When it comes to youth crime and anti-social behaviour sport is part of the answer, an audience from across London was told last week (Thursday 25 April) at House of Sport.
“We should have a seat at the table, but if we want that seat we can’t just be bouncing a ball in the next room we’ve got to act professionally, we’ve got to think professionally.”
That was the challenge laid out by Graham Helm from Street Games, a charity which harnesses the power of sport to create positive change in the lives of disadvantaged young people.
The event, ‘Using sport to tackle youth offending’, was organised by London Sport as part of a monthly programme which aims to help the capital’s stakeholders to make connections, learn from others and collaborate.
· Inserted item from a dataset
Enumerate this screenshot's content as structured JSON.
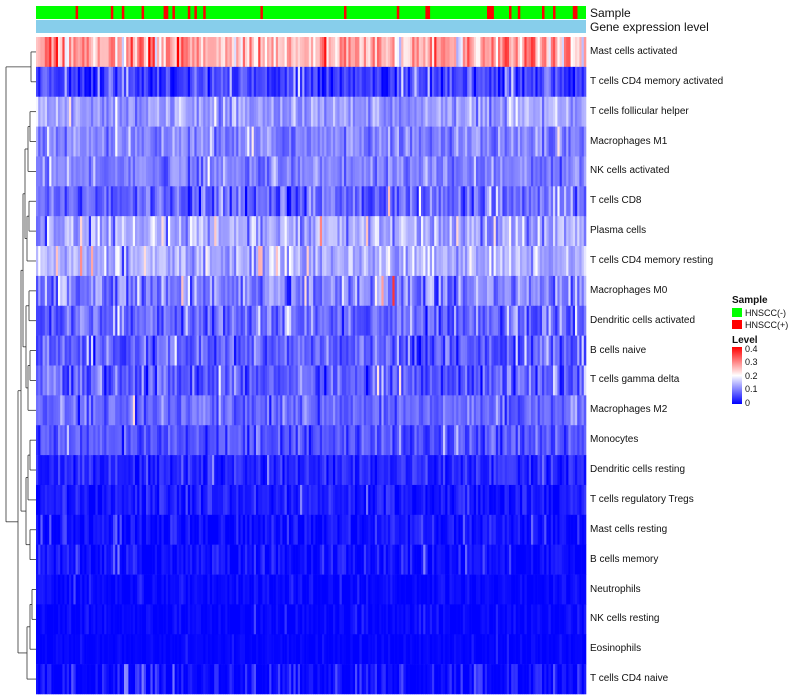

A lot of discussion focused on the importance of stepping beyond diversion and towards desistance while the importance of reaching out to the whole community to influence negative perceptions of young people’s activities was another idea that caught room’s attention.
Richard Davis from Dwaynamics Boxing Club on the Angell Town estate in Brixton told the audience:
“It’s not just about boxing, it’s also about providing opportunities beyond boxing… it’s about approaching young people with two arms.
“We flyered. We knocked on doors. We talked to the parents, because loads of parents don’t have internet at home. Flyers, communication, that’s the key. Angell Town is a big estate and we covered everywhere – boys that were in gangs, we gave them flyers too.”
The importance of putting time into those community connections was echoed by Helm.
“Go to the local shop-keeper, the head of the local Tenants’ Association, the local park keeper … and introduce yourself,” he said.
“You might be there an hour-a-week, but seven days a week they’ll talk-up what you [and the young people] are doing.”
All speakers commented on the importance of providing opportunities for young people to take on responsibility and adopt positive identities.
PC Jason Hill from the Metropolitan Police spoke about ways projects could engage young people’s challenging mindsets and creativity; including leading on the redevelopment of a local BMX track, or a graffiti project that also helped educate on the legalities of street art.
“Sometimes anti-social behaviour can be quite subjective, so it’s important to think about how a something viewed as a negative can be given a positive spin,” he added.
One final takeaway from the day was that just as young people need to be provided with consistency from those who deliver to them, the sector needs that same kind of consistency from funders.
“We can’t stop the activity because the coach needs a holiday, or it’s the Friday before Christmas, but we can’t just bring an unknown coach for one week [who doesn’t hold the young people’s trust],” added Helm.
“We need to introduce the coach two or three weeks before. If we’re putting a proposal for 52 weeks activity, then we need funding for 60 weeks of coaching, and funders need to accept that.”